2 kişinin daha ifadesini aldıktan sonra ilkokul bebesi gibi komutanın kulağına eğilip '' çişim geldi komutanım '' dedim. kaş işaretiyle çık git dedi, verdim topuk selamını çıktım kapıdan. nöbetçiye '' nerede o kız '' dedim. ''hangi kız kuki '' dedi. ''en güzeli'' dedim. güldü '' şu bölüme aldık'' dedi, gittim yanına.

bahçedeki bankta öylece oturuyor.. akşam olduğundan biraz da üşümüş bi hali var.. cebimden sigara çıkarıp yaktım. dumanı içime çeke çeke yanına gidip '' sen de içer misin kadriye'' dedim, uzattım paketi. kaldırdı kafasını gözüme baktı.. bu 3. bakıştı. ölecek gibi oldum...

teşekkür ederim deyip tebessümle paketten bi dal aldı. alırken bir tane de yere düşürdü. yerdeki sigarayı almak için eğilirken '' gerek yok kalsın kadriye'' dedim. ''pislenmedi ki, bişi olmaz '' dedi. gülerek yerden aldığı sigarayı bana uzattı.. bu 4 oldu.

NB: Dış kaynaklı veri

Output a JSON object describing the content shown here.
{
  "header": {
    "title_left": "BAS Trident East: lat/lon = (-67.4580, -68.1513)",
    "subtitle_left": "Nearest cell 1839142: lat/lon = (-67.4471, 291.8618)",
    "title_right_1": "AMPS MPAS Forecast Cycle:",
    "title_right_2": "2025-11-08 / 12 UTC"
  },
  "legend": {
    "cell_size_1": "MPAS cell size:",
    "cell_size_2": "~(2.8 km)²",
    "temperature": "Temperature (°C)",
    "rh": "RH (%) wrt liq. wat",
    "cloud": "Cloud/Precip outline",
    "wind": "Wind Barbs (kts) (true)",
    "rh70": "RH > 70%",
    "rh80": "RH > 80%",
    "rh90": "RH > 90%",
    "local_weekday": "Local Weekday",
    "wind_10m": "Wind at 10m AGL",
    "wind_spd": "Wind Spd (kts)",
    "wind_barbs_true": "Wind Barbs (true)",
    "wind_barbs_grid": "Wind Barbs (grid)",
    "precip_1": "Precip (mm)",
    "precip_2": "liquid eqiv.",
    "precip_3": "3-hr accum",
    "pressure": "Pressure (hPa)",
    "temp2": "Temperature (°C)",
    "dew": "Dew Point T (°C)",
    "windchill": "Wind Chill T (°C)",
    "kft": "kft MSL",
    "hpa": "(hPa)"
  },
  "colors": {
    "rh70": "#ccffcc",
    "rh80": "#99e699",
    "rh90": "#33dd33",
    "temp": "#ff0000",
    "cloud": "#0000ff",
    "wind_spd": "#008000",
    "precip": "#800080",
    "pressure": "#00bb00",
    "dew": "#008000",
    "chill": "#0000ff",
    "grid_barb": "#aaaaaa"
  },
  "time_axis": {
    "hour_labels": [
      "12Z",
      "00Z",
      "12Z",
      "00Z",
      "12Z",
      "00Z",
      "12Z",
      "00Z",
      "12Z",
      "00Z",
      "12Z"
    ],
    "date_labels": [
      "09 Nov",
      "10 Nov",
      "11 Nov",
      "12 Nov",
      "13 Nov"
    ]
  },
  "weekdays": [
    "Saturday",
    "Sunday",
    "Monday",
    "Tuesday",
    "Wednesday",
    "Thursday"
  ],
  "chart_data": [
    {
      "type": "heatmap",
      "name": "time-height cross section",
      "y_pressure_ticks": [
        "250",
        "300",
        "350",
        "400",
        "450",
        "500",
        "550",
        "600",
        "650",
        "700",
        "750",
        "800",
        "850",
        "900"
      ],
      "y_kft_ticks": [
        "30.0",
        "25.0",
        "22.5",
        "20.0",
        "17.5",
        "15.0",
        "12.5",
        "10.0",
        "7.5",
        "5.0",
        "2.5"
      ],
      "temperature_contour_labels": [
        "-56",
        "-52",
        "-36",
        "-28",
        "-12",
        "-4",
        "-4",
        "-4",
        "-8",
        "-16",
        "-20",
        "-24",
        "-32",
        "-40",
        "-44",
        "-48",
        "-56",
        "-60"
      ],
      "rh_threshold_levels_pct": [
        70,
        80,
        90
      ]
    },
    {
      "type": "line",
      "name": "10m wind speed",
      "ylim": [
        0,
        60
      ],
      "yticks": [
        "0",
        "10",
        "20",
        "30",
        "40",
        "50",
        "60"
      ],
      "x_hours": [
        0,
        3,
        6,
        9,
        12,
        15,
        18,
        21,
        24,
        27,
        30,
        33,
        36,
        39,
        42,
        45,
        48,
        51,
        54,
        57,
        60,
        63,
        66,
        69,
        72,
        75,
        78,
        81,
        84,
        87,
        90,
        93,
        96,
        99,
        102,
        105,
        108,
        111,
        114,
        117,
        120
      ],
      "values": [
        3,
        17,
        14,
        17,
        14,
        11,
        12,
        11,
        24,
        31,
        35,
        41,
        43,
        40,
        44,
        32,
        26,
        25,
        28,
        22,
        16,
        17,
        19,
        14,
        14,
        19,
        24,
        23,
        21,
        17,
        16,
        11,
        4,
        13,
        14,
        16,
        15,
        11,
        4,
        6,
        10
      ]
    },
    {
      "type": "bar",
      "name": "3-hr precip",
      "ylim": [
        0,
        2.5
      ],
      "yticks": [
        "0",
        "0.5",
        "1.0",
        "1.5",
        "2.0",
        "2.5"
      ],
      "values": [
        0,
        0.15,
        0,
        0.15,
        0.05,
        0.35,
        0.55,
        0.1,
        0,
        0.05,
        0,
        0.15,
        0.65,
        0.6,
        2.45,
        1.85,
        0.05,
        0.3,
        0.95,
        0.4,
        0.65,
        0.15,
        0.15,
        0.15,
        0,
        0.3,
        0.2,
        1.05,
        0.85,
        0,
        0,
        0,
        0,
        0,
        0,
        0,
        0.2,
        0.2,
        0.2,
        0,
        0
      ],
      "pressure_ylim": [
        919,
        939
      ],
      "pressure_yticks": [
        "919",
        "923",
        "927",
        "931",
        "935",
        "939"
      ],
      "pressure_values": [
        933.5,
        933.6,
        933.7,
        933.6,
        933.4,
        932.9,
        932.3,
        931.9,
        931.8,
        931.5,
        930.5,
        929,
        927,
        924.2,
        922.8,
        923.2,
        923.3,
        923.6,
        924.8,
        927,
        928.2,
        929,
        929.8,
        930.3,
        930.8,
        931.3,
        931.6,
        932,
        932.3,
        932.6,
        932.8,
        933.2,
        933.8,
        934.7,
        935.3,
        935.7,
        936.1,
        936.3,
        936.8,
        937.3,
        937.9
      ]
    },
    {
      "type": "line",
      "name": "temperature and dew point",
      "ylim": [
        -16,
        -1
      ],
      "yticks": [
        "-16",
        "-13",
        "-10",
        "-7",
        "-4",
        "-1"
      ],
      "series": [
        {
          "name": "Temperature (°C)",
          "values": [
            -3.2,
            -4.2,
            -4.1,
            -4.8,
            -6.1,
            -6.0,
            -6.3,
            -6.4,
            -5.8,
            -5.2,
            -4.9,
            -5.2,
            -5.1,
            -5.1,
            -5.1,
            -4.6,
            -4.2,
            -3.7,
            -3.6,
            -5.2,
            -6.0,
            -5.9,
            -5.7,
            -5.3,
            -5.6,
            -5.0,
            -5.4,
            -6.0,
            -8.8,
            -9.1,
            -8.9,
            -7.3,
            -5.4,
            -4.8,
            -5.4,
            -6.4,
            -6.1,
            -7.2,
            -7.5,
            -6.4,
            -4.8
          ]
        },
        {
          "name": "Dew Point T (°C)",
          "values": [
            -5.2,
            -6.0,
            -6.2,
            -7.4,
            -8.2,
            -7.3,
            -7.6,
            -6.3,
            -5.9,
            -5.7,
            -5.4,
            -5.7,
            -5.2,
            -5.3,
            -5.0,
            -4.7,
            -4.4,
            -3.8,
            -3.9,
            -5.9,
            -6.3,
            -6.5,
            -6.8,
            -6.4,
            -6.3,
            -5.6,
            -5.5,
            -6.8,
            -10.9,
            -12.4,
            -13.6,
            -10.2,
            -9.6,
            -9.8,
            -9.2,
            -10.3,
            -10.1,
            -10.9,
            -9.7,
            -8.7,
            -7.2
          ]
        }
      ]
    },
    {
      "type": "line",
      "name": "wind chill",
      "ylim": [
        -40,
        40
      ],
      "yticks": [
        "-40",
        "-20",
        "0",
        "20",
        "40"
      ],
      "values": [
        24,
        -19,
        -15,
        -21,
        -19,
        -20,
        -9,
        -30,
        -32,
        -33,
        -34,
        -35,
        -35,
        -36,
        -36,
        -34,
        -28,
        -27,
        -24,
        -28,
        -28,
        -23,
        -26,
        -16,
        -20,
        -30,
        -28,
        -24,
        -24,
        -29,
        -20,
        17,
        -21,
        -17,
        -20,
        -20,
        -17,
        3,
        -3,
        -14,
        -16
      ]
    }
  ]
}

her bakışta kalbimde davullar çalıyordu. aman zaten davullar çalsın, kelebekler uçmasın diye düşünürken '' ne olacak bize '' diye soru sordu. hiçbir şey dedim. hiçbir şey olmayacak, biz jandarma ve polisler böyle saatlerce ifade alırız, ertesi gün hakim karşısına çıkardığımız zaman '' bi daha olmasın, bi daha olursa affetmem diye hakimler uyarıp salar'' dedim ve inanır mısın bizden daha çabuk eve gelenleri bile gördü bu gözler kadriye dedim, bir şey olmaz rahat ol deyince güldü kız. o kadar güzel güldü ki, arada bi kafasını yere eğdi gülerken.

o gülerken cesaret geldi birden.

''kadriye seni bir daha nasıl görebilirim'' dedim. utandı ve parmağını ısırıp ''bilmem ki '' dedi. ''seni görmem lazım, eğer sözlün veya sevdiğin yoksa bartın'da buluşalım, bana numaranı ver'' dedim. tam verecekti '' dayım geliyor '' dedi. içimden dayısına söve söve ayrıldım yanından.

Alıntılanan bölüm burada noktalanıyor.